I recently came across this way of thinking again when two of my colleagues gave a lecture on the benefits of improved cooperation between SEO and UX. One question to the audience was “what are you doing to improve collaboration?”. One of the answers was “I ask open-ended questions. I explain what I need and ask them how they would solve it.” By approaching a problem from different perspectives, we can find better solutions together – and keep in mind that the counter-question “what problem are you trying to solve?” can be a great way to start a dialogue!
4. Help each other with priorities
The steady evolution of search makes it difficult to predict the result of a specific change, especially since we often make several updates at the same time, and that it takes a while before they have an effect. However, one of the worst motivations an SEO can give is “because it’s good for SEO”.
There is usually little room to spare in the IT backlog and priorities have to be made. Often, business cases and sales estimates are required to prioritize initiatives and to convince those affected both upstream and downstream in the organization. It is, however, difficult to estimate and measure the impact of specific initiatives when the results depend on external factors that constantly change. Instead, I wish we could focus on the user experience by talking about digital accessibility, ease of use and information architecture. By jointly discussing and documenting the expected impact and difficulty of implementation, it’s easier to prioritize and set more realistic expectations.
5. Prioritize knowledge exchange
Whether you want to drive more traffic or improve the user experience, the goal of everyone involved is to make sure the site is successful.
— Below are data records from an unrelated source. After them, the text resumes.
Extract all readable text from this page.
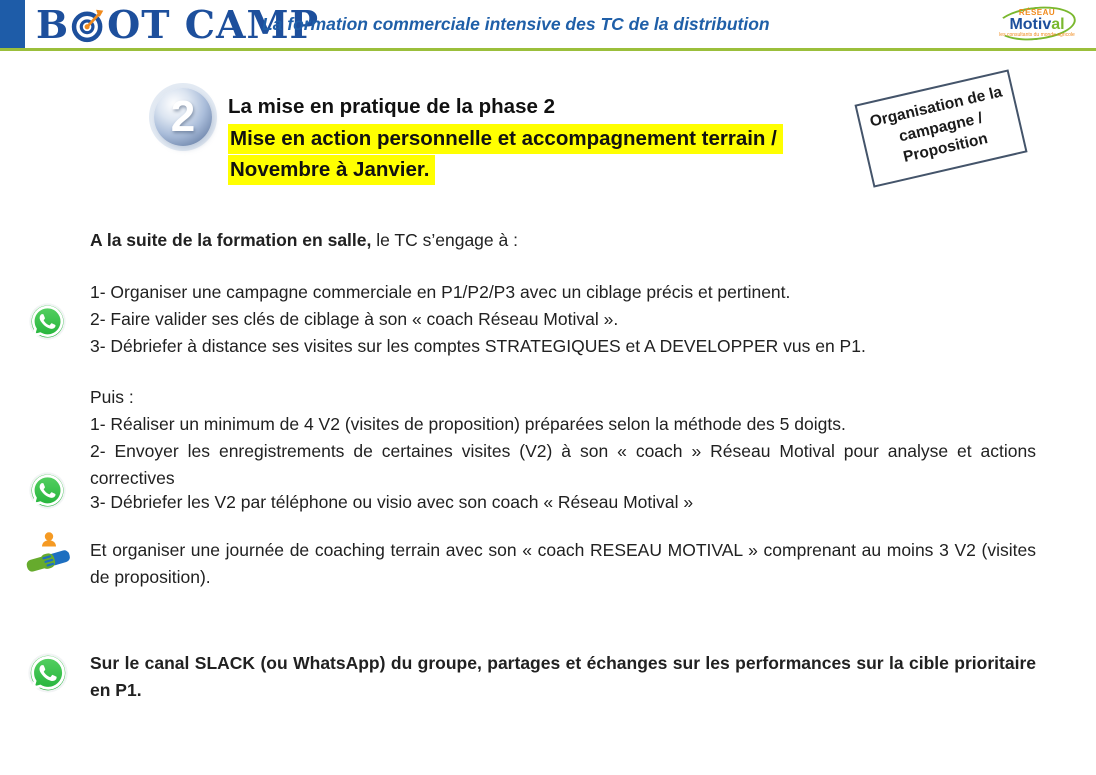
B OT CAMP
La formation commerciale intensive des TC de la distribution
RÉSEAU
Motival
les consultants du monde agricole
2 La mise en pratique de la phase 2
Mise en action personnelle et accompagnement terrain /
Novembre à Janvier.
Organisation de la campagne / Proposition

A la suite de la formation en salle, le TC s’engage à :

1- Organiser une campagne commerciale en P1/P2/P3 avec un ciblage précis et pertinent.
2- Faire valider ses clés de ciblage à son « coach Réseau Motival ».
3- Débriefer à distance ses visites sur les comptes STRATEGIQUES et A DEVELOPPER vus en P1.

Puis :

1- Réaliser un minimum de 4 V2 (visites de proposition) préparées selon la méthode des 5 doigts.

2- Envoyer les enregistrements de certaines visites (V2) à son « coach » Réseau Motival pour analyse et actions correctives

3- Débriefer les V2 par téléphone ou visio avec son coach « Réseau Motival »

Et organiser une journée de coaching terrain avec son « coach RESEAU MOTIVAL » comprenant au moins 3 V2 (visites de proposition).

Sur le canal SLACK (ou WhatsApp) du groupe, partages et échanges sur les performances sur la cible prioritaire en P1.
SEOs with some knowledge of development can do a better job.
In organizations where I have a clear picture of how things are connected and how information flows, I have better been able to pinpoint potential solutions that help the developers and frees up their time for something else. Understanding how difficult something is to implement provides opportunities for improving priorities or proposing alternative solutions.
The same goes for developers with SEO insights. Knowing the basics of crawling and indexing makes it easier to see where problems may arise and quickly establish a dialogue about how issues can be solved.
The biggest challenge with technical SEO at present is to stay up to date on all changes, new frameworks, web apps and technologies. Just as web developers must stay up to date on how they are used, SEOs must stay up to date on how it affects the search engines’ ability to read and interpret the information. Our industry is constantly changing, and by prioritizing knowledge exchange we help each other stay abreast.
To steer clear of traffic and revenue loss online, businesses must not involve SEOs as a last resort after something has already gone wrong – but instead promote collaboration and ongoing knowledge exchange, where potential solutions can be discussed at an early stage. Closer collaboration between SEO and development will save both time and money.
Developers who know about SEO best practices have the opportunity to build and launch updates faster and with less involvement from the market department. The best SEO expert is the one who gets improvements through that produce results – and an SEO that understands the development team’s processes and priorities will create more efficient orders that are rapidly integrated into the roadmap.